Il a indiqué comprendre cette décision et remercie l'ancien Premier ministre japonais pour les efforts qu'il a déployés ces dernières années. "Le CIO respecte pleinement la décision du président Mori de se retirer et en comprend les raisons", précise Thomas Bach sur le site du CIO. "Dans le même temps, nous tenons à le remercier pour sa contribution exceptionnelle, au cours des dernières années, à l'organisation des Jeux Olympiques et Paralympiques reprogrammés de Tokyo 2020. Parmi ses nombreuses réalisations, le président Mori a contribué à faire de Tokyo la ville olympique la mieux préparée de tous les temps. Le CIO continuera à travailler main dans la main avec son successeur pour assurer la tenue, en toute sécurité, des Jeux Olympiques de Tokyo 2020 en 2021"."

L'Australien John Coates, vice-président du CIO et président de la commission de coordination de Tokyo 2020, qui a, à ce titre, collaboré directement avec M. Mori a déclaré : "Tout au long de nos huit années de collaboration, le président Mori a été un dirigeant solide et efficace, à qui l'on pouvait toujours faire confiance pour trouver des solutions, même dans les circonstances les plus difficiles de la pandémie de Covid-19. La coopération avec le président Mori a été exceptionnelle.
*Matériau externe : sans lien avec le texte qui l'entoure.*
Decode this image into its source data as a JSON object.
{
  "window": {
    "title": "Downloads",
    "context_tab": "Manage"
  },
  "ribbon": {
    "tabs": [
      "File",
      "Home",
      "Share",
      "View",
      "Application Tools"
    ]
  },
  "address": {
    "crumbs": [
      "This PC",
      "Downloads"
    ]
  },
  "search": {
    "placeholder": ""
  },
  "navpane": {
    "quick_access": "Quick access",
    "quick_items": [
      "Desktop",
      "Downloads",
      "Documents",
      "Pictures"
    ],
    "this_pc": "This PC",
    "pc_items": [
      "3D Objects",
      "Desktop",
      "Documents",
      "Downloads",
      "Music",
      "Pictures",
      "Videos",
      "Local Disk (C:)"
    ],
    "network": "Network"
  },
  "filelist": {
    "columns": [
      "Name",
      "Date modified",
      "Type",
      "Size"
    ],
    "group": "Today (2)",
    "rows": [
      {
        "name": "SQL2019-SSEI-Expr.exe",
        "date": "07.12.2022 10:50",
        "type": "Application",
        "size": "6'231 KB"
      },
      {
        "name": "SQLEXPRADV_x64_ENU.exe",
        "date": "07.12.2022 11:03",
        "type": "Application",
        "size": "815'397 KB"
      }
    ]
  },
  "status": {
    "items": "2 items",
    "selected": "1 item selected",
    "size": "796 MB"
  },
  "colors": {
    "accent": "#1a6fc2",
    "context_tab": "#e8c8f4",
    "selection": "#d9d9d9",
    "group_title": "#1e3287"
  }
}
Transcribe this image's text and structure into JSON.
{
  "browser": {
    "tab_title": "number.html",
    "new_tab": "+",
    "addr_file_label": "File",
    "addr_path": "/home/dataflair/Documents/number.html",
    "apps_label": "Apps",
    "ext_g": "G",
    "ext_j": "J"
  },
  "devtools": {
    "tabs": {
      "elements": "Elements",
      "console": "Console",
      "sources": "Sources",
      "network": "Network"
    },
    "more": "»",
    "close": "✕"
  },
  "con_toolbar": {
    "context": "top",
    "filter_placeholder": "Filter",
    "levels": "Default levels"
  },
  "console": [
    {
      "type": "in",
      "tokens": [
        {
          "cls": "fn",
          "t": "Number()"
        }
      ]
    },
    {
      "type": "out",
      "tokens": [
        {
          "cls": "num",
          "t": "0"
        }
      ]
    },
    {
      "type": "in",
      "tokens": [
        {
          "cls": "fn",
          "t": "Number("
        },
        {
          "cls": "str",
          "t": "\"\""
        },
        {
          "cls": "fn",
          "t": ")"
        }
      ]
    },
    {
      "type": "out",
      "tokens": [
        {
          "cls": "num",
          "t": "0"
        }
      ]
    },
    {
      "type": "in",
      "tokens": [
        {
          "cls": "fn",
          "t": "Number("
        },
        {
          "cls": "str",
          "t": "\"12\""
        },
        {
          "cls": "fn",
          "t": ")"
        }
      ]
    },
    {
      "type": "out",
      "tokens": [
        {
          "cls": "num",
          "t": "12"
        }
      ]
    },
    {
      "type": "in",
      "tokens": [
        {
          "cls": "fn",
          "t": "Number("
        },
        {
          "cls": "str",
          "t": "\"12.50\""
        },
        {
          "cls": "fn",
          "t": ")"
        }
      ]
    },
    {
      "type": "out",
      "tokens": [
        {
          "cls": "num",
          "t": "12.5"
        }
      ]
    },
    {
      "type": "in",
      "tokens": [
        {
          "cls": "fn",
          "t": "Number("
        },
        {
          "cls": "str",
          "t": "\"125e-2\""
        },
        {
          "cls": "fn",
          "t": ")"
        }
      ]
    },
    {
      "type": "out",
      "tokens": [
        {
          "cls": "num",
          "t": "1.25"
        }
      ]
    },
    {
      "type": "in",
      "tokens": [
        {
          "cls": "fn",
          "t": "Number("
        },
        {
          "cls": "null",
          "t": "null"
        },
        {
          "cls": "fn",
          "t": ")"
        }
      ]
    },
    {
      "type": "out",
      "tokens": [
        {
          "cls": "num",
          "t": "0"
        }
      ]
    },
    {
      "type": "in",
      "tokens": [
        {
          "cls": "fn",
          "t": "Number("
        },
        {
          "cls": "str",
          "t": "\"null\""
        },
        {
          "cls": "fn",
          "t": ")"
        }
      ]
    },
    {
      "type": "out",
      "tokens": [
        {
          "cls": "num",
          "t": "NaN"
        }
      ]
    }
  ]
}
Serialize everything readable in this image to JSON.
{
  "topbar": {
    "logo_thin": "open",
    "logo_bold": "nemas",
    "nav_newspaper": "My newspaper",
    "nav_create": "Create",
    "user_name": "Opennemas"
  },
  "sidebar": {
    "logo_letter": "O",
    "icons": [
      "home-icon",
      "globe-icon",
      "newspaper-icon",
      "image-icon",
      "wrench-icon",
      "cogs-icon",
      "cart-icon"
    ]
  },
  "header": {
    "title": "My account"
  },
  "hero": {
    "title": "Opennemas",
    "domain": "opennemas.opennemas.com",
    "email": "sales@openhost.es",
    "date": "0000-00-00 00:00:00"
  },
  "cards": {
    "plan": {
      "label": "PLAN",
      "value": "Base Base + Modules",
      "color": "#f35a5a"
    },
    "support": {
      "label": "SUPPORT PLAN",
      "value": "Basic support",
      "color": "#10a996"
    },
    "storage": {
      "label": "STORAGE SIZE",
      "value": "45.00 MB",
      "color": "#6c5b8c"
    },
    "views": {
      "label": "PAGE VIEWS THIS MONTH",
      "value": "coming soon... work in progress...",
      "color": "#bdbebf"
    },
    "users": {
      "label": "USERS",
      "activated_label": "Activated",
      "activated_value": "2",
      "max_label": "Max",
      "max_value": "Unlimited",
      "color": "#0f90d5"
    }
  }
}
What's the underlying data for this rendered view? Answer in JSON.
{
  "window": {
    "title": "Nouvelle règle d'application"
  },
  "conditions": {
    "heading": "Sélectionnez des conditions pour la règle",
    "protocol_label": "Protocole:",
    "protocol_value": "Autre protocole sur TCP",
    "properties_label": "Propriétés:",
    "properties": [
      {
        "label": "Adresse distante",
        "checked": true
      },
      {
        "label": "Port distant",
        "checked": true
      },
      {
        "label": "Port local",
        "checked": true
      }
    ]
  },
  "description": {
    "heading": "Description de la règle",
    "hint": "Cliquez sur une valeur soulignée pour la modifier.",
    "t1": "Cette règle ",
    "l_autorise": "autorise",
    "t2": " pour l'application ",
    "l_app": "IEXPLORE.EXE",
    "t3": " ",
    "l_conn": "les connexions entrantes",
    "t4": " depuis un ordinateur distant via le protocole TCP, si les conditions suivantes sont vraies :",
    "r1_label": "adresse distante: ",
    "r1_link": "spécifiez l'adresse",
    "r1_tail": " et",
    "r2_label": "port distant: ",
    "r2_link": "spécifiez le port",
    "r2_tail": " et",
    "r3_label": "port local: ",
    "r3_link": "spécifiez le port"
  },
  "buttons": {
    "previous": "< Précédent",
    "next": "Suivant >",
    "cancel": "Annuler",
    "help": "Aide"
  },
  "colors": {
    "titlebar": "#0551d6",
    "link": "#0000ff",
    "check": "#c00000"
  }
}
Je tiens à le remercier pour tout son soutien et son dévouement".

Le CIO souligne encore qu'il "a été informé et se félicite du fait que le comité d'organisation suivra la procédure établie afin de désigner le nouveau président" et se dit "encouragé par le fait que le directeur général (du TOCOG, NDLR), Muto Toshiro, assurera la continuité de l'organisation et de la livraison de ces Jeux Olympiques et Paralympiques de Tokyo 2020.

L'actuelle ministre japonaise en charge des Jeux, Seiko Hashimoto, elle-même ancienne Olympienne, est considérée comme l'une des candidates sérieuses pour remplacer Mori.

Le 3 février, au cours d'une réunion avec des responsables du Comité olympique japonais, M. Mori avait déclaré que les femmes "ont du mal" à être concises dans leurs interventions lors des réunions "ce qui est embêtant". Et d'ajouter qu'au sein du comité d'organisation des JO de Tokyo "nous avons sept femmes (sur les 35 membres du conseil d'administration, NDLR), mais elles savent rester à leur place."

Ces propos avaient provoqué une forte réaction de désapprobation au Japon. Après avoir présenté dès le lendemain ses excuses, M. Mori avait écarté l'idée de démissionner. Le CIO avait dans un premier temps estimé l'incident clos avant de juger ces propos contraires aux idées olympiques. L'affaire était loin d'être terminée. Une pétition a rassemblé plus de 110.000 signatures réclamant des sanctions à l'encontre du patron des JO 2020. Sous la pression, Yoshiro Mori, 83 ans, a effectué vendredi le pas de côté attendu. Il occupait son poste depuis 2014.

Cette démission tombe mal, à moins de six mois de l'ouverture des Jeux prévue le 23 juillet, alors que l'opinion publique japonaise est de plus en plus opposée à la tenue de l'événement. Un sondage mené par l'agence de presse japonaise Kyodo au cours du week-end dernier a révélé que 47 % des personnes interrogées pensent que les Jeux Olympiques et Paralympiques devraient être à nouveau reportés en raison de la pandémie de coronavirus, tandis que 35 % pensent que les Jeux devraient être annulés. A peine 14 % des sondés ont déclaré qu'ils devraient se tenir comme prévu.